Выпучив глаза, Рут смотрела на узкую тень, одной рукой схватившись за спинку стула; все тело ее дрожало, но так незаметно, что со стороны могло показаться, что девушка совершенно неподвижна. Рут хотела взмолиться, но звука не вышло. Она хотела убить его, но он и так был мертв.
Однако на все это был ответ; был способ сделать так, чтобы его мерзкие, прогнившие руки не коснулись ее тела. Или, по крайней мере, был способ сделать так, чтобы она не почувствовала его прикосновения. Рут обежала взглядом кухню, ища нож. Сначала по запястьям, потом по горлу. Это будет легко. И никто не узнает, как она позволяла Мансу трогать ее. И как его прикосновения возбуждали ее.
Нож не попадался на глаза, но девушка знала, где лежат ножи. Ее внимание вновь привлекла открытая дверь.
Тень исчезла.
Но снова послышалось шарканье.
Он уходит. Манс уходит от нее.
Ее тело обмякло. Хотелось плакать, хотелось упасть на пол и благодарить Бога за милость. Девушка прислушалась, чтобы убедиться наверняка. По-прежнему слышалось движение, но оно определенно удалялось.
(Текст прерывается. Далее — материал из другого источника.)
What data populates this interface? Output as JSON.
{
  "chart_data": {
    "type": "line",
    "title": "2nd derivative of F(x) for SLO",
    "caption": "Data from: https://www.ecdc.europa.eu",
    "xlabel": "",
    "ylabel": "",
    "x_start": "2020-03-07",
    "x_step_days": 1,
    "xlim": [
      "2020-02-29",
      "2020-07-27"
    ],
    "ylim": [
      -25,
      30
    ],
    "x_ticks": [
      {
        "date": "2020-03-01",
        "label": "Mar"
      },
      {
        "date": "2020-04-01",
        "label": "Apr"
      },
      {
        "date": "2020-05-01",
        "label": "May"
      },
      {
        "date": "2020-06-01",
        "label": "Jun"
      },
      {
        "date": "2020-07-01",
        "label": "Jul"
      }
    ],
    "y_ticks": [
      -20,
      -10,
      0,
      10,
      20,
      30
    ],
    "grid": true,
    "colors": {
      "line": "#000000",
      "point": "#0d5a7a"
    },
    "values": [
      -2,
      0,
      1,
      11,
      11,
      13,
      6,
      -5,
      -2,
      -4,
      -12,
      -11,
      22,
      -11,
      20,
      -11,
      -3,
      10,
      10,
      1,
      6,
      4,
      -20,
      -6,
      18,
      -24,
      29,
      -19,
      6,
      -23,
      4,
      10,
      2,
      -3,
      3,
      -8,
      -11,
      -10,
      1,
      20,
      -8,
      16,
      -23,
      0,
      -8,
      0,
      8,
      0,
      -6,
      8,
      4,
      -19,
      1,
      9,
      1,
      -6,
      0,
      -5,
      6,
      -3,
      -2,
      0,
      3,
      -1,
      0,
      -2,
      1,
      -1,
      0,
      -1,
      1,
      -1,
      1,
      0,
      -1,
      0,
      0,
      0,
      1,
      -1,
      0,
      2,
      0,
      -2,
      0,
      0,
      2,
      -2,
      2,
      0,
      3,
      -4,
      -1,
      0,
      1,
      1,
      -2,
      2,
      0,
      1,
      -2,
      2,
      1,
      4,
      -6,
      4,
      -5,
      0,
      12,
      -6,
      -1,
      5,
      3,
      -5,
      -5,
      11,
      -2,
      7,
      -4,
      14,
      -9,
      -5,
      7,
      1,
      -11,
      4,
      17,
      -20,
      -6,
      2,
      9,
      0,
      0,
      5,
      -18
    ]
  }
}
А потом остановилось, и Рут услышала скрип дверной ручки.
Дверь отворилась. И Рут услышала крик Сары.
И все поняла.
—Н-е-е-е-т!
У нее наконец вырвался крик, стул опрокинулся, и она бросилась к ящику кухонного стола. Девушка рывком выдвинула его, выдвинула слишком далеко, вывалив все содержимое на пол. Упав на колени и не обращая внимания на колющую боль, она вытащила из кучи широкий нож для разделки мяса и, сжав его деревянную рукоять, поднялась на ноги. Ноги одеревенели и не слушались, но она заставила себя подойти к кухонной двери. Второй Сарин крик заставил Рут броситься в дверь и побежать по коридору, подняв над головой нож, с диким криком, еще более страшным, чем у младшей сестры.